To mark World Mental Health Day, she is sharing with Standard readers why she feels the issue is so important…
MENTAL health is one of the most important illnesses that I describe as being a ‘hidden’ illness.
It’s the sort of thing we all shy away from, if we see someone with an injury we know about we ask how they are keeping. We rarely do it to people we know are suffering from stress or anxiety.
In a way, we cross the road to avoid it. I think all of us are guilty of doing that at certain times. We forget that sooner or later it can catch us up and affect us or our loved ones.
I have seen first hand the effect of mental illness in my family and myself in the past. It is a very difficult thing to let people know you have a problem.
The smile has to stay on your face and yet inside you are screaming.
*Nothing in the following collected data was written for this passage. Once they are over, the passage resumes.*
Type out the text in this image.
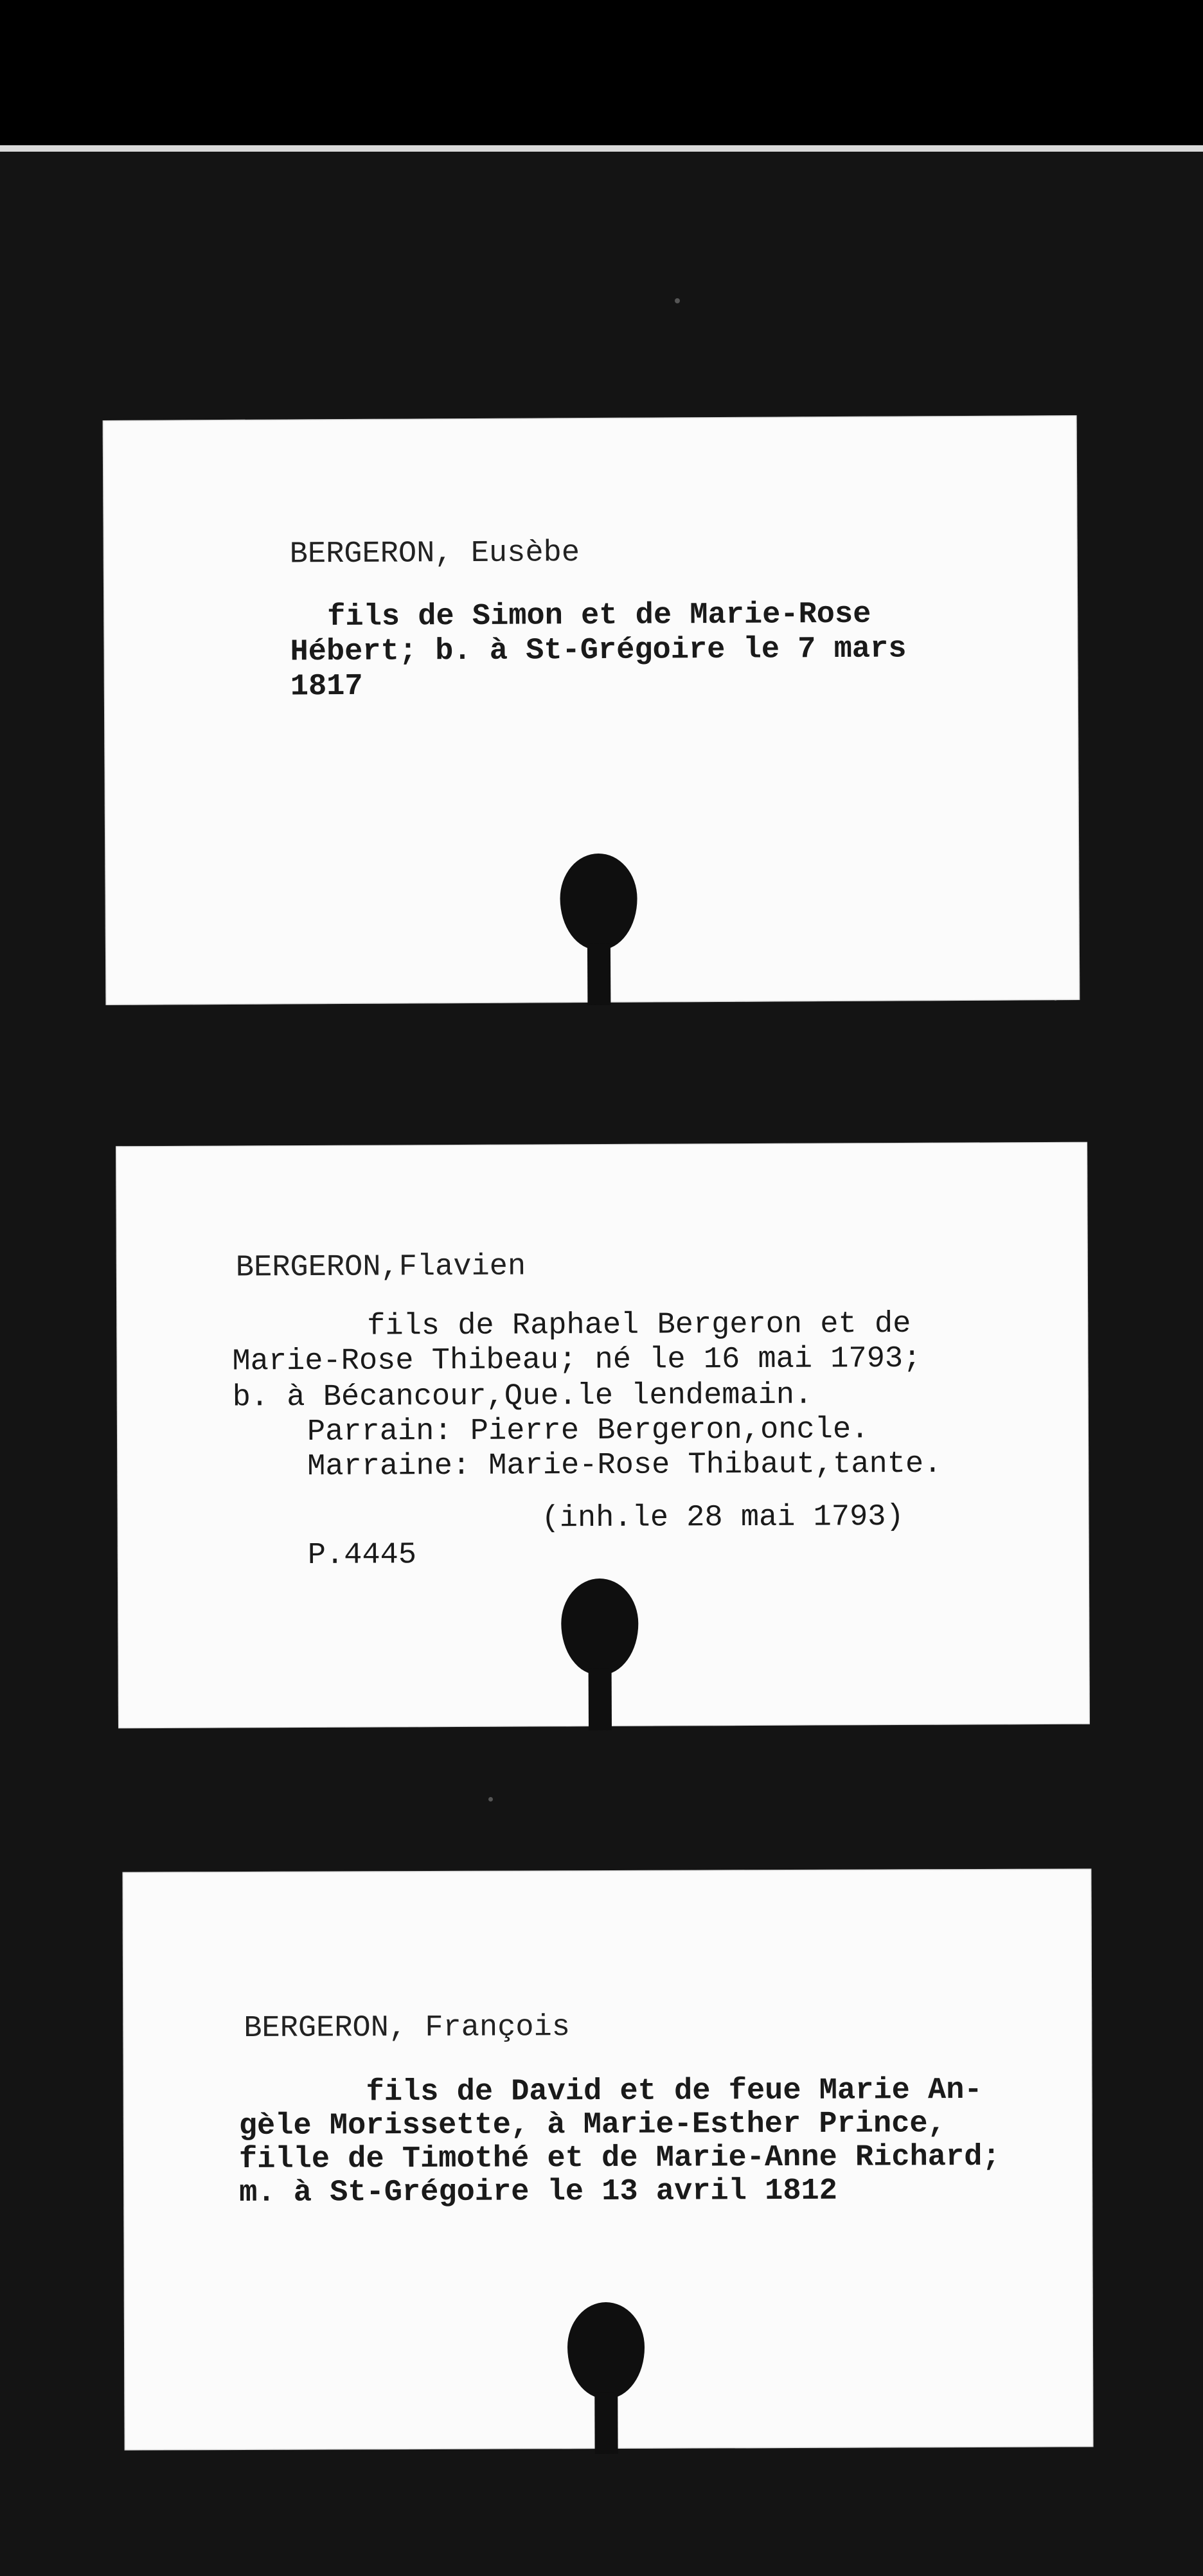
BERGERON, Eusèbe
fils de Simon et de Marie-Rose
Hébert; b. à St-Grégoire le 7 mars
1817
BERGERON,Flavien
fils de Raphael Bergeron et de
Marie-Rose Thibeau; né le 16 mai 1793;
b. à Bécancour,Que.le lendemain.
Parrain: Pierre Bergeron,oncle.
Marraine: Marie-Rose Thibaut,tante.
(inh.le 28 mai 1793)
P.4445
BERGERON, François
fils de David et de feue Marie An-
gèle Morissette, à Marie-Esther Prince,
fille de Timothé et de Marie-Anne Richard;
m. à St-Grégoire le 13 avril 1812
You want to go away and hide up a corner and you can not until something breaks and then it is often too late.
We have got to do more to make people aware of the issues and pull more support networks in, not just health but all services need to acknowledge they have a role to play including the voluntary sector.
I’m also conscious of children and young people.
We sometimes forget children and in particular teenagers go through a tremendous amount of stress with peer pressure, school pressure and relationship breakdowns in their family, and they often have nowhere to turn to.
We need to pay much more attention to them and also older people who are lonely. The two ends of the spectrum often have real problems.